Classifications
cylindric
perspective
Graticule
Meridians: Equally spaced straight parallel lines 0.77 as long as the equator.
Parallels: Unequally spaced straight parallel lines, closest near the equator, but spacing does not increase poleward as fast as it does on the Mercator. Perpendicular to meridians.
Poles: Straight lines equal in length to the equator.
Symmetry: About any meridian or the equator.
Aspects
Only the normal aspect is used.
Scale
True along latitudes 45°N and S. In all directions. Constant in any given direction along any other given latitude or the latitude of opposite sign.
Changes with latitude and direction but is always too small between latitudes 45°N and S. And too large beyond them.
Distortion
None at latitudes 45°N and S. Shape, area, and scale distortion increase moderately away from these latitudes but becomes severe at poles.
Other features
Projection is produced geometrically by projecting the Earth perspectively from the point on the equator opposite a given meridian onto a secant cylinder cutting the globe at latitudes 45°N and S.
Usage
World maps in British atlases and some other atlases, as a projection somewhat resembling the Mercator but having less distortion of area and scale near the poles.
Similar projections
Miller cylindric projection has different spacing of the parallels, and the line of no distortion is the equator rather than latitudes 45°N and S.

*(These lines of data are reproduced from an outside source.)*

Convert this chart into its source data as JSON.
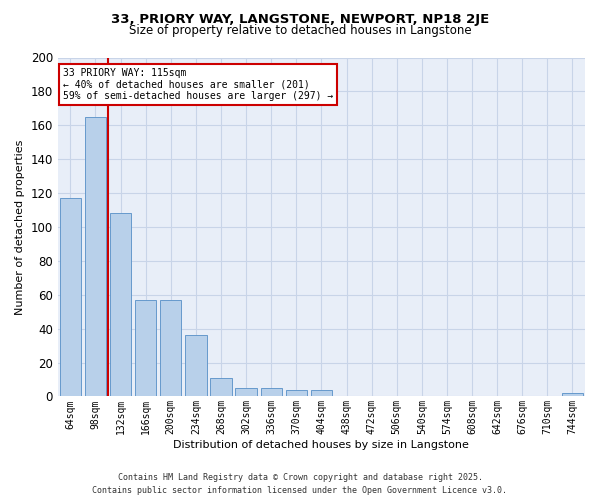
{
  "title_line1": "33, PRIORY WAY, LANGSTONE, NEWPORT, NP18 2JE",
  "title_line2": "Size of property relative to detached houses in Langstone",
  "xlabel": "Distribution of detached houses by size in Langstone",
  "ylabel": "Number of detached properties",
  "categories": [
    "64sqm",
    "98sqm",
    "132sqm",
    "166sqm",
    "200sqm",
    "234sqm",
    "268sqm",
    "302sqm",
    "336sqm",
    "370sqm",
    "404sqm",
    "438sqm",
    "472sqm",
    "506sqm",
    "540sqm",
    "574sqm",
    "608sqm",
    "642sqm",
    "676sqm",
    "710sqm",
    "744sqm"
  ],
  "values": [
    117,
    165,
    108,
    57,
    57,
    36,
    11,
    5,
    5,
    4,
    4,
    0,
    0,
    0,
    0,
    0,
    0,
    0,
    0,
    0,
    2
  ],
  "bar_color": "#b8d0ea",
  "bar_edge_color": "#6699cc",
  "grid_color": "#c8d4e8",
  "background_color": "#e8eef8",
  "vline_x": 1.5,
  "vline_color": "#cc0000",
  "annotation_line1": "33 PRIORY WAY: 115sqm",
  "annotation_line2": "← 40% of detached houses are smaller (201)",
  "annotation_line3": "59% of semi-detached houses are larger (297) →",
  "annotation_box_color": "#ffffff",
  "annotation_box_edge": "#cc0000",
  "ylim": [
    0,
    200
  ],
  "yticks": [
    0,
    20,
    40,
    60,
    80,
    100,
    120,
    140,
    160,
    180,
    200
  ],
  "footer_line1": "Contains HM Land Registry data © Crown copyright and database right 2025.",
  "footer_line2": "Contains public sector information licensed under the Open Government Licence v3.0."
}
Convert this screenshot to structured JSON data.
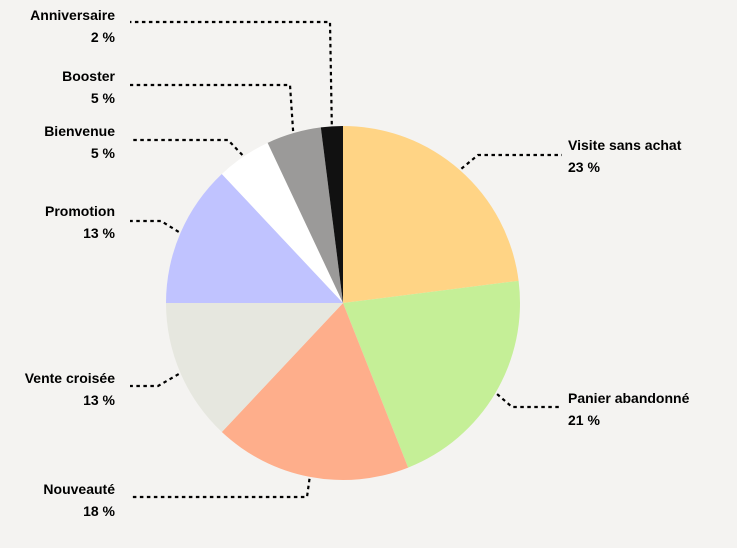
{
  "chart_data": {
    "type": "pie",
    "title": "",
    "slices": [
      {
        "label": "Visite sans achat",
        "value": 23,
        "value_label": "23 %",
        "color": "#ffd485"
      },
      {
        "label": "Panier abandonné",
        "value": 21,
        "value_label": "21 %",
        "color": "#c5ef97"
      },
      {
        "label": "Nouveauté",
        "value": 18,
        "value_label": "18 %",
        "color": "#feae8b"
      },
      {
        "label": "Vente croisée",
        "value": 13,
        "value_label": "13 %",
        "color": "#e6e7df"
      },
      {
        "label": "Promotion",
        "value": 13,
        "value_label": "13 %",
        "color": "#c0c3ff"
      },
      {
        "label": "Bienvenue",
        "value": 5,
        "value_label": "5 %",
        "color": "#ffffff"
      },
      {
        "label": "Booster",
        "value": 5,
        "value_label": "5 %",
        "color": "#9b9a99"
      },
      {
        "label": "Anniversaire",
        "value": 2,
        "value_label": "2 %",
        "color": "#111111"
      }
    ],
    "legend": "none",
    "start_angle": "12 o'clock",
    "direction": "clockwise"
  }
}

B.S.A.M. (Great Soviet World Atlas) projection of 1937 is the same, except that the cylinder is secant at latitudes 30°N and S.
V.A. Kamenetskiy used an identical projection for Russian population density in 1929, except that the cylinder was made secant at latitudes 55°N and S.
Guy Bomford of Oxford University in England about 1950 devised a modified Gall projection, which is like the regular Gall in spacing except that meridians are slightly curved at higher latitudes to decrease scale exaggeration at the poles.
Moir devised “The Times” projection in which the straight parallels are spaced as they are on the Gall projection but the meridians are distinctly curved.
Origin
Presented by James Gall of Edinburgh in 1855 as his Stereographic, which he preferred to his Orthographic (equal-area) and Isographic (equidistant) cylindric projections presented at the same time and also based on cylinders secant at latitudes 45°N and S.
Description adapted from J.P. Snyder and P.M. Voxland, An Album of Map Projections, U.S. Geological Survey Professional Paper 1453. United States Government Printing Office: 1989.